Sophie Ogutu is a feminist human rights activist who works with the Kenyan chapter of the World March of Women, an international feminist movement fighting to eradicate the causes of gender violence and poverty.
The World March of Women also embraces food sovereignty as a fundamental human right, with a particular focus on women.
Women not only disproportionately bear the burden of hunger, they also at the foundation of the world’s food system. In sub-Saharan Africa, women produce up to 80 percent of all food, according to the UN Food and Agricultural Organization. At a global level, women produce more than half of all food grown.
For Sophie, linking up struggles across the globe is a powerful part of her work. “I think it is very important that we were part of this because we were able to look at how our comrades from other parts of the world are dealing with their struggles and are making change,” she said during the US Food Sovereignty Alliance Assembly in Bellingham, Washington, in October 2018, which she attended with another activists from the World March of Women Kenya.

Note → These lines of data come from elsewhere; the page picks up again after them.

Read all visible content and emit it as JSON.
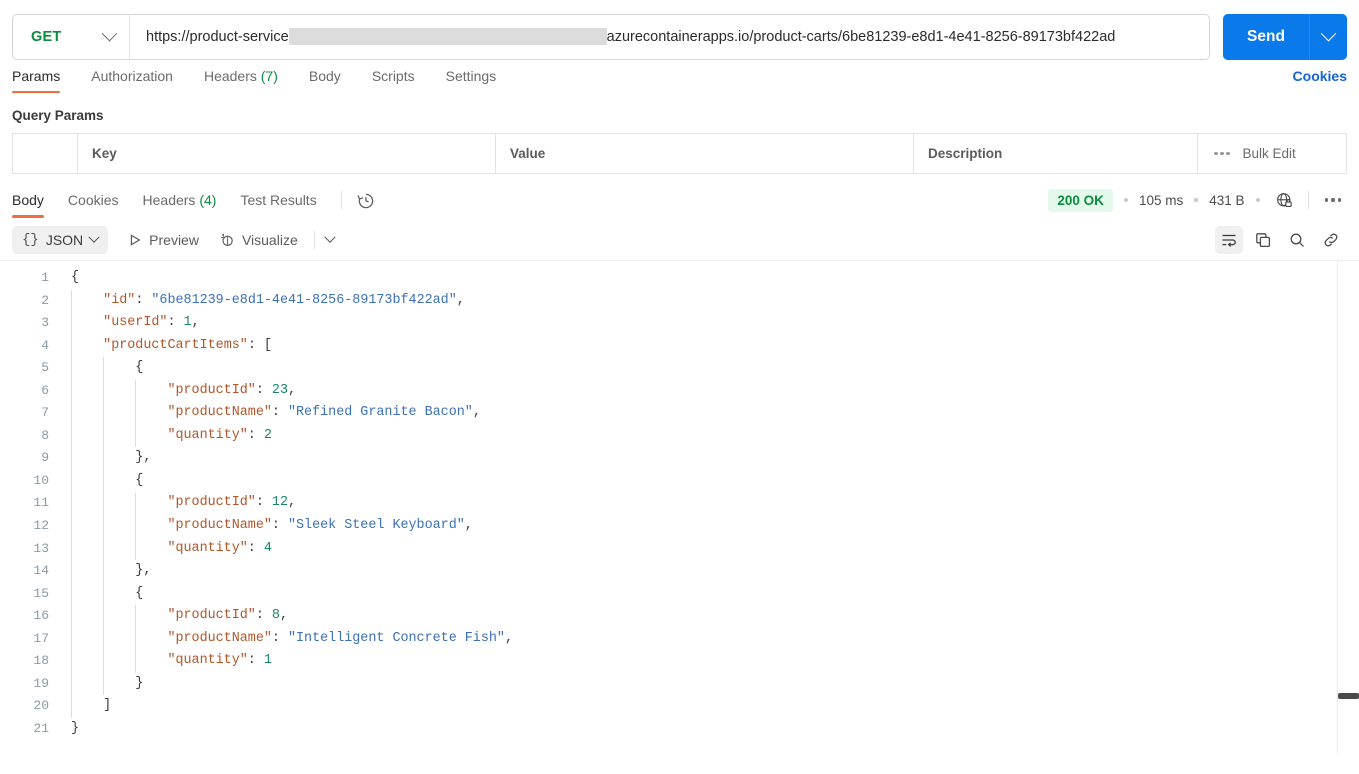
{
  "request": {
    "method": "GET",
    "method_caret_icon": "chevron-down-icon",
    "url_prefix": "https://product-service",
    "url_redacted": "",
    "url_suffix": "azurecontainerapps.io/product-carts/6be81239-e8d1-4e41-8256-89173bf422ad",
    "send_label": "Send",
    "send_caret_icon": "chevron-down-icon",
    "tabs": [
      {
        "label": "Params",
        "active": true
      },
      {
        "label": "Authorization",
        "active": false
      },
      {
        "label": "Headers",
        "count": "(7)",
        "active": false
      },
      {
        "label": "Body",
        "active": false
      },
      {
        "label": "Scripts",
        "active": false
      },
      {
        "label": "Settings",
        "active": false
      }
    ],
    "cookies_link": "Cookies"
  },
  "query_params": {
    "title": "Query Params",
    "columns": [
      "Key",
      "Value",
      "Description"
    ],
    "more_icon": "ellipsis-icon",
    "bulk_edit_label": "Bulk Edit",
    "rows": []
  },
  "response": {
    "tabs": [
      {
        "label": "Body",
        "active": true
      },
      {
        "label": "Cookies",
        "active": false
      },
      {
        "label": "Headers",
        "count": "(4)",
        "active": false
      },
      {
        "label": "Test Results",
        "active": false
      }
    ],
    "history_icon": "clock-history-icon",
    "status": "200 OK",
    "time": "105 ms",
    "size": "431 B",
    "security_icon": "globe-lock-icon",
    "more_icon": "ellipsis-icon",
    "toolbar": {
      "format_label": "JSON",
      "format_braces": "{}",
      "format_caret_icon": "chevron-down-icon",
      "preview_label": "Preview",
      "preview_icon": "play-icon",
      "visualize_label": "Visualize",
      "visualize_icon": "sparkle-icon",
      "overflow_caret_icon": "chevron-down-icon",
      "wrap_icon": "word-wrap-icon",
      "copy_icon": "copy-icon",
      "search_icon": "search-icon",
      "link_icon": "link-icon"
    },
    "body_lines": [
      {
        "n": "1",
        "indent": 0,
        "tokens": [
          [
            "p",
            "{"
          ]
        ]
      },
      {
        "n": "2",
        "indent": 1,
        "tokens": [
          [
            "k",
            "\"id\""
          ],
          [
            "p",
            ": "
          ],
          [
            "s",
            "\"6be81239-e8d1-4e41-8256-89173bf422ad\""
          ],
          [
            "p",
            ","
          ]
        ]
      },
      {
        "n": "3",
        "indent": 1,
        "tokens": [
          [
            "k",
            "\"userId\""
          ],
          [
            "p",
            ": "
          ],
          [
            "n",
            "1"
          ],
          [
            "p",
            ","
          ]
        ]
      },
      {
        "n": "4",
        "indent": 1,
        "tokens": [
          [
            "k",
            "\"productCartItems\""
          ],
          [
            "p",
            ": ["
          ]
        ]
      },
      {
        "n": "5",
        "indent": 2,
        "tokens": [
          [
            "p",
            "{"
          ]
        ]
      },
      {
        "n": "6",
        "indent": 3,
        "tokens": [
          [
            "k",
            "\"productId\""
          ],
          [
            "p",
            ": "
          ],
          [
            "n",
            "23"
          ],
          [
            "p",
            ","
          ]
        ]
      },
      {
        "n": "7",
        "indent": 3,
        "tokens": [
          [
            "k",
            "\"productName\""
          ],
          [
            "p",
            ": "
          ],
          [
            "s",
            "\"Refined Granite Bacon\""
          ],
          [
            "p",
            ","
          ]
        ]
      },
      {
        "n": "8",
        "indent": 3,
        "tokens": [
          [
            "k",
            "\"quantity\""
          ],
          [
            "p",
            ": "
          ],
          [
            "n",
            "2"
          ]
        ]
      },
      {
        "n": "9",
        "indent": 2,
        "tokens": [
          [
            "p",
            "},"
          ]
        ]
      },
      {
        "n": "10",
        "indent": 2,
        "tokens": [
          [
            "p",
            "{"
          ]
        ]
      },
      {
        "n": "11",
        "indent": 3,
        "tokens": [
          [
            "k",
            "\"productId\""
          ],
          [
            "p",
            ": "
          ],
          [
            "n",
            "12"
          ],
          [
            "p",
            ","
          ]
        ]
      },
      {
        "n": "12",
        "indent": 3,
        "tokens": [
          [
            "k",
            "\"productName\""
          ],
          [
            "p",
            ": "
          ],
          [
            "s",
            "\"Sleek Steel Keyboard\""
          ],
          [
            "p",
            ","
          ]
        ]
      },
      {
        "n": "13",
        "indent": 3,
        "tokens": [
          [
            "k",
            "\"quantity\""
          ],
          [
            "p",
            ": "
          ],
          [
            "n",
            "4"
          ]
        ]
      },
      {
        "n": "14",
        "indent": 2,
        "tokens": [
          [
            "p",
            "},"
          ]
        ]
      },
      {
        "n": "15",
        "indent": 2,
        "tokens": [
          [
            "p",
            "{"
          ]
        ]
      },
      {
        "n": "16",
        "indent": 3,
        "tokens": [
          [
            "k",
            "\"productId\""
          ],
          [
            "p",
            ": "
          ],
          [
            "n",
            "8"
          ],
          [
            "p",
            ","
          ]
        ]
      },
      {
        "n": "17",
        "indent": 3,
        "tokens": [
          [
            "k",
            "\"productName\""
          ],
          [
            "p",
            ": "
          ],
          [
            "s",
            "\"Intelligent Concrete Fish\""
          ],
          [
            "p",
            ","
          ]
        ]
      },
      {
        "n": "18",
        "indent": 3,
        "tokens": [
          [
            "k",
            "\"quantity\""
          ],
          [
            "p",
            ": "
          ],
          [
            "n",
            "1"
          ]
        ]
      },
      {
        "n": "19",
        "indent": 2,
        "tokens": [
          [
            "p",
            "}"
          ]
        ]
      },
      {
        "n": "20",
        "indent": 1,
        "tokens": [
          [
            "p",
            "]"
          ]
        ]
      },
      {
        "n": "21",
        "indent": 0,
        "tokens": [
          [
            "p",
            "}"
          ]
        ]
      }
    ]
  },
  "colors": {
    "accent_orange": "#ef6c3d",
    "send_blue": "#0a7aeb",
    "method_green": "#0b8c3f",
    "status_green": "#0b8c3f",
    "status_bg": "#e4f8ec",
    "link_blue": "#1664d8",
    "json_key": "#b2562a",
    "json_string": "#3b70b8",
    "json_number": "#17876a"
  }
}
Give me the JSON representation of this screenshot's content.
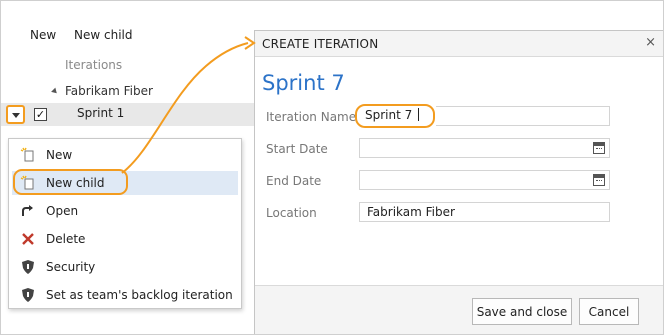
{
  "toolbar": {
    "new_label": "New",
    "new_child_label": "New child"
  },
  "tree": {
    "header": "Iterations",
    "root": "Fabrikam Fiber",
    "selected": "Sprint 1"
  },
  "context_menu": {
    "items": [
      {
        "label": "New",
        "icon": "new-item-icon"
      },
      {
        "label": "New child",
        "icon": "new-child-icon"
      },
      {
        "label": "Open",
        "icon": "open-arrow-icon"
      },
      {
        "label": "Delete",
        "icon": "delete-x-icon"
      },
      {
        "label": "Security",
        "icon": "shield-icon"
      },
      {
        "label": "Set as team's backlog iteration",
        "icon": "shield-icon"
      }
    ]
  },
  "dialog": {
    "title": "CREATE ITERATION",
    "close_glyph": "×",
    "heading": "Sprint 7",
    "fields": {
      "name_label": "Iteration Name",
      "name_value": "Sprint 7",
      "start_label": "Start Date",
      "start_value": "",
      "end_label": "End Date",
      "end_value": "",
      "location_label": "Location",
      "location_value": "Fabrikam Fiber"
    },
    "save_label": "Save and close",
    "cancel_label": "Cancel"
  },
  "colors": {
    "accent_orange": "#f39c1f",
    "title_blue": "#2c73c8",
    "delete_red": "#c0392b",
    "highlight": "#dfe9f5"
  }
}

“It’s a platform of strategy, it’s a platform of building our synergies. It’s a platform where we know that when we bring our minds together, we are facing a global struggle right now that we are all in,” she added.
Sophie shared that she was struck by the stories she heard at the assembly of so many local communities facing food security challenges. “Coming here in the USA and seeing a lot of people also hungry in a very fast-growing economy country breaks my heart, but it also gives me a lot of hope when I see so many people to discuss and address those issues,” she said. “Without hope we have nothing.”
She stressed that the alternatives that movements like the USFSA and the World March of Women strive to build are global in nature, calling for joining forces across borders. “We cannot do it in solitude,” she said. “For us, being here really strengthens and helps us to build this together.”